Vítima foi atingida por tiro de fuzil, durante uma festa, em um clube

Os policiais militares Gleidson de Abreu e Marcelo Calegari, suspeitos de participação na morte do jovem Oliver Gimenez, de 27 anos, ocorrida num clube do Frade, no dia 24 de setembro, foram presos na quinta-feira, dia 17, por equipes da 5ª Delegacia de Polícia Judiciária Militar (DPJM), em conjunto com o Ministério Público.

Segundo o inquérito policial, familiares da vítima e testemunhas disseram que os policiais militares, lotados no 33º BPM (Angra dos Reis), eram os responsáveis pelo crime.

O jovem estava acompanhado de familiares e amigos em um clube no bairro do Frade quando os dois agentes chegaram armados e fardados. Uma testemunha relatou que ambos teriam consumido bebidas alcoólicas e estavam “dando em cima de algumas meninas”. No entanto, já na madrugada, houve uma confusão.

Os PMs teriam dado um soco na vítima, que se afastou com as mãos no rosto. Ainda de acordo com o depoimento, Marcelo puxou o fuzil e atirou contra Oliver. Em seguida, os policiais foram embora na viatura.
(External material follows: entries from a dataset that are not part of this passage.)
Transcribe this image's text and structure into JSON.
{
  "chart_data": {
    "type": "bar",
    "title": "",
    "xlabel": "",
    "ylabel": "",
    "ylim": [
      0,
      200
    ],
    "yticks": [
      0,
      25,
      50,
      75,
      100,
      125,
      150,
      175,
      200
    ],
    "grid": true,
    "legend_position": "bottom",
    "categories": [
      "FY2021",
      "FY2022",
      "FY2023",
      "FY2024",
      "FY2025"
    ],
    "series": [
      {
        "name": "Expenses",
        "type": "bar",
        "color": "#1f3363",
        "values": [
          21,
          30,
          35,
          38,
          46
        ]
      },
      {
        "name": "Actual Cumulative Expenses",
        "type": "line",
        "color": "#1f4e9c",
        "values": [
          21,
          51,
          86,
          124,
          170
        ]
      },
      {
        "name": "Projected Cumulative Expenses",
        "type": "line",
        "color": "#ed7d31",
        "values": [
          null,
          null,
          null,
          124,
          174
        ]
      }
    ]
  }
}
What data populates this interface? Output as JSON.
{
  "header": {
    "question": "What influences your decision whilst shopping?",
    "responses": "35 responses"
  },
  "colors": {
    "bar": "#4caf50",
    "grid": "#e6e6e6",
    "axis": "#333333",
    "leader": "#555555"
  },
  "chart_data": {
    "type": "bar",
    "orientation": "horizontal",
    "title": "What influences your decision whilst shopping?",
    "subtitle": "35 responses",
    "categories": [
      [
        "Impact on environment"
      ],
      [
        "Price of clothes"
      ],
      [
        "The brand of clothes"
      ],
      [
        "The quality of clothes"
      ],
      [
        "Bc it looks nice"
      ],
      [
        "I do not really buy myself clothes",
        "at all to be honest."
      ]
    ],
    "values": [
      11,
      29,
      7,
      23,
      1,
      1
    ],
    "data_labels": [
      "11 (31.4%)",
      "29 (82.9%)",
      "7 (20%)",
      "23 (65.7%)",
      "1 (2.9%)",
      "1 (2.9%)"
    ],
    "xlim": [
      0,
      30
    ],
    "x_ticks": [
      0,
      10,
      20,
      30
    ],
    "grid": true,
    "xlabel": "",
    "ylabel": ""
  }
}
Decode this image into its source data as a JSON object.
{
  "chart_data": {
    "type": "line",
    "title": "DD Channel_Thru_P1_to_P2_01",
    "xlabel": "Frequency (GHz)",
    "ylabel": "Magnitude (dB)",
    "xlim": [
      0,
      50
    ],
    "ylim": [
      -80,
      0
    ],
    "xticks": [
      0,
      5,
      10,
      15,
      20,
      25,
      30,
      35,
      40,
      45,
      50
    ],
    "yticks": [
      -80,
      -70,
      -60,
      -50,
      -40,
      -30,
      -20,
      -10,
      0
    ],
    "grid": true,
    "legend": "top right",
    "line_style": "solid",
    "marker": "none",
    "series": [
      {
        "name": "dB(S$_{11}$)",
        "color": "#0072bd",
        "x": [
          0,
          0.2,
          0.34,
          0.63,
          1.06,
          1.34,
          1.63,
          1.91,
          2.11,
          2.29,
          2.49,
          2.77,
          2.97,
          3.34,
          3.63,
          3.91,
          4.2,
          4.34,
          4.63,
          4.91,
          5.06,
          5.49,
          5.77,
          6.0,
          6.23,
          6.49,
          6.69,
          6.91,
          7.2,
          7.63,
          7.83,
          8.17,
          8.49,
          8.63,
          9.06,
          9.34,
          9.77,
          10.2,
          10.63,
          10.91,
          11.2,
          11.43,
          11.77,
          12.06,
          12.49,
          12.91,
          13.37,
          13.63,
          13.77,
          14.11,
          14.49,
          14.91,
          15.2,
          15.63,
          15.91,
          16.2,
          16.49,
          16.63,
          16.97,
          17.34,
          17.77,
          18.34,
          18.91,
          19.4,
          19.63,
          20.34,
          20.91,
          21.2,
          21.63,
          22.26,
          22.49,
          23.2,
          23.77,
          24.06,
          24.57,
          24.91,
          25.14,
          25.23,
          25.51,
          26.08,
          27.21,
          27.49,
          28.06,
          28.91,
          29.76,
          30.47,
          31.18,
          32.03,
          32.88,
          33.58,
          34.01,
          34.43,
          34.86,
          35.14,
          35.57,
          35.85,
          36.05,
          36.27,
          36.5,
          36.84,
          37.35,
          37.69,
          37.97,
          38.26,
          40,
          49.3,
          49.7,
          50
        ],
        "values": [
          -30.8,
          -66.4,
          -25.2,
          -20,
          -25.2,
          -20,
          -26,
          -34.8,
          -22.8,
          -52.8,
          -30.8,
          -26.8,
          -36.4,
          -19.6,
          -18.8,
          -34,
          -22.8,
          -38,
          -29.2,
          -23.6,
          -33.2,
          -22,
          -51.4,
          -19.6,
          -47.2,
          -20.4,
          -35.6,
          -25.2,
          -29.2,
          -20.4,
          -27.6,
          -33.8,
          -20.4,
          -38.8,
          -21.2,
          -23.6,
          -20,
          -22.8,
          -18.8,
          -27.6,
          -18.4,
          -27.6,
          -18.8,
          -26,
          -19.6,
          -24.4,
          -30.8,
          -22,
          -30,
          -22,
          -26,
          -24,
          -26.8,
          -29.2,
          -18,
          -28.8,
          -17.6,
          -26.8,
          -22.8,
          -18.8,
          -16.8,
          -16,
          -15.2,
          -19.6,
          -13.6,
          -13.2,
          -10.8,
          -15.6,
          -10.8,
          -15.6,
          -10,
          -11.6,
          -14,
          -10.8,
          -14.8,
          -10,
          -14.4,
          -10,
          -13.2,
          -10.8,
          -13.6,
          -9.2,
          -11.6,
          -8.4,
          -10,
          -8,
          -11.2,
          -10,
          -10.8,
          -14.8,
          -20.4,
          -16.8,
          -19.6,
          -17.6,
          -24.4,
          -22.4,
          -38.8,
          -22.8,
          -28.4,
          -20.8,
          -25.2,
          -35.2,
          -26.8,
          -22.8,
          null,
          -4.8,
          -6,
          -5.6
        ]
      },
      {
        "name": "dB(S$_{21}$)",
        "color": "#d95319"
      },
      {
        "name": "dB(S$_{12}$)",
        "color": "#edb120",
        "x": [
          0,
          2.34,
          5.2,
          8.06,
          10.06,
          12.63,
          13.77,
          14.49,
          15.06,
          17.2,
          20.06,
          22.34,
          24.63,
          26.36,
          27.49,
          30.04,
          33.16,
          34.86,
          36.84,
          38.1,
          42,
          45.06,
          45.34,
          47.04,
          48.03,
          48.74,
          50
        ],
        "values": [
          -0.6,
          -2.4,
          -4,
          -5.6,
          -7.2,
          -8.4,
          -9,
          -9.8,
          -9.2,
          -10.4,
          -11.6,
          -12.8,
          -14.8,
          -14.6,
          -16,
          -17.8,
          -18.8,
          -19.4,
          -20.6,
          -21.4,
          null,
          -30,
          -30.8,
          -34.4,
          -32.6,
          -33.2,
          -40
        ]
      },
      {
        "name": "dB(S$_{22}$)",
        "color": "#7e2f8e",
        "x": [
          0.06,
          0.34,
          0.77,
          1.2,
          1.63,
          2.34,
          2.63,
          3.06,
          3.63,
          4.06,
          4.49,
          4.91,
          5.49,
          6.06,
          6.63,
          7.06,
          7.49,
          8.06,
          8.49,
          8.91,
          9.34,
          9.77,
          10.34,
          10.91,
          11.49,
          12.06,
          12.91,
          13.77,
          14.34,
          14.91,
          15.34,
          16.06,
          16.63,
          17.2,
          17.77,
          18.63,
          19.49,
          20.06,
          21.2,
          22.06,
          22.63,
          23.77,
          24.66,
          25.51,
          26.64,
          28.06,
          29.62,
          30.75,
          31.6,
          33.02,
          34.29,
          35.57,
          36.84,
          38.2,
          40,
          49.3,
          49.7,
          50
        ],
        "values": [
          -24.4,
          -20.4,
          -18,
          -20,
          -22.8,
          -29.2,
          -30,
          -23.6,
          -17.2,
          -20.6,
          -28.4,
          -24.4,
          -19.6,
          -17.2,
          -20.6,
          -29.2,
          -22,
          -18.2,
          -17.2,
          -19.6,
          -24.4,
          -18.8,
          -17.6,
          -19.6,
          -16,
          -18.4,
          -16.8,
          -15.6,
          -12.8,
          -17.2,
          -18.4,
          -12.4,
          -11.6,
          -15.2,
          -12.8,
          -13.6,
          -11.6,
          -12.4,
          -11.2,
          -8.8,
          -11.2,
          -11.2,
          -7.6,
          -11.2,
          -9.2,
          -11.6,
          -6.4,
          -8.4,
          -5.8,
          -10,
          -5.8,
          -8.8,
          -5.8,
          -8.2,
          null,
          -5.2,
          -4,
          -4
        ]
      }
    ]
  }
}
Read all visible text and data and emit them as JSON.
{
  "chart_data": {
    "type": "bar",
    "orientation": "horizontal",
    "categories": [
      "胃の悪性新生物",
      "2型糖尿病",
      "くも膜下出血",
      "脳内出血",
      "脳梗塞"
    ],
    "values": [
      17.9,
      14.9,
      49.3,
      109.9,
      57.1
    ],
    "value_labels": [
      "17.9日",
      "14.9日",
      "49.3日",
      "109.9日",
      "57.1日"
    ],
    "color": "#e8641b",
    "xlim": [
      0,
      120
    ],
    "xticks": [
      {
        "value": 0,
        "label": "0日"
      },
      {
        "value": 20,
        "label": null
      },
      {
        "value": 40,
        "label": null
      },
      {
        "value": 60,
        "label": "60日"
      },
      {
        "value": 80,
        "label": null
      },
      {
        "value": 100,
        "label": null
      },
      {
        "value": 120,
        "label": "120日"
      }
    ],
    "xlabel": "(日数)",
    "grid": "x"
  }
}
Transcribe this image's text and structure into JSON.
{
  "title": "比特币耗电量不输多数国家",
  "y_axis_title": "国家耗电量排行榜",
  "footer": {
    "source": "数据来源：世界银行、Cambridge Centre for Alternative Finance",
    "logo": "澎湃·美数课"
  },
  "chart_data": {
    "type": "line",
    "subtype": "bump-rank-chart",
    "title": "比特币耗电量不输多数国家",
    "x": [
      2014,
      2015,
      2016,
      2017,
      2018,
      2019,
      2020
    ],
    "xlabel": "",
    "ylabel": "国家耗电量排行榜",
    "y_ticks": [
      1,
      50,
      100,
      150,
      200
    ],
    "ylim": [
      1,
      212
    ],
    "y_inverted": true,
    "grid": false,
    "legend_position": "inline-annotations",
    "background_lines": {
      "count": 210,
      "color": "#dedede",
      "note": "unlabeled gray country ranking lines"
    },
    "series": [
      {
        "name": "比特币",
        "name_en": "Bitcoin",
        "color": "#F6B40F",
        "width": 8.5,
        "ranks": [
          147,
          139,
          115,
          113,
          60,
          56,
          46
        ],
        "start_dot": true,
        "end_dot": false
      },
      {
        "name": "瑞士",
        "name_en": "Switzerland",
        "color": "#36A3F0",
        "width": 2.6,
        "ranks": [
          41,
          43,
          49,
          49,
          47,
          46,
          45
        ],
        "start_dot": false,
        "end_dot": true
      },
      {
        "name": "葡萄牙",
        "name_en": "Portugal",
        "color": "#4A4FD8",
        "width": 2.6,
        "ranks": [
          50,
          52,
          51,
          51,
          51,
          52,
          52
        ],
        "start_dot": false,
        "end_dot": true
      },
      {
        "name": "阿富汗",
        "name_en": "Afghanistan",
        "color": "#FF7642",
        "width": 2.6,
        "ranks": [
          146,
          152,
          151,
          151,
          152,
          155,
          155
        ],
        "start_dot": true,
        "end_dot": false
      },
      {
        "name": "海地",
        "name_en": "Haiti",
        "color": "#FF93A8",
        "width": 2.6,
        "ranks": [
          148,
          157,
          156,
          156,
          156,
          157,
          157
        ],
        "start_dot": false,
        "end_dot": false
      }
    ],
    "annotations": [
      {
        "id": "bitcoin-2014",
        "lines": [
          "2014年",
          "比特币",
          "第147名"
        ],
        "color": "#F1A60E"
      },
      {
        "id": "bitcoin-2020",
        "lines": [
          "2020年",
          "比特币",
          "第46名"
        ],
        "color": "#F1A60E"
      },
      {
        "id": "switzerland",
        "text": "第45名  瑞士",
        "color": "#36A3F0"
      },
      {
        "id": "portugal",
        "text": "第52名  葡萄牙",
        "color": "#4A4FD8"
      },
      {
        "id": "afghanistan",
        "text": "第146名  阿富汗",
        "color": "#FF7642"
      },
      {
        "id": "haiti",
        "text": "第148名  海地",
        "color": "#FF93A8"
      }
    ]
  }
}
Na ocasião, os policiais apresentaram a informação de que teriam sido hostilizados por um grupo e que Oliver tentou tomar o fuzil de um dos policiais. A arma caiu no chão e teria disparado de forma acidental, ferindo mortalmente o jovem.

Após a morte de Oliver, amigos do jovem, revoltados com o fato, saíram quebrando tudo pelas ruas do Frade. Uma mesa de sinuca de um bar foi incendiada e colocada no meio da Rio-Santos (BR-101), como forma de bloquear a passagem de veículos, além das depredações do Serviço de Pronto Atendimento (SPA) do bairro e uma agência bancária.

Uma testemunha relatou que, no dia do crime, foi conduzida por policiais militares à 166ª DP (Angra dos Reis) para prestar depoimento. Ela afirmou que se sentiu coagida e, por isso, não relatou o que realmente aconteceu. Quatro dias depois, voltou à delegacia e prestou uma nova declaração.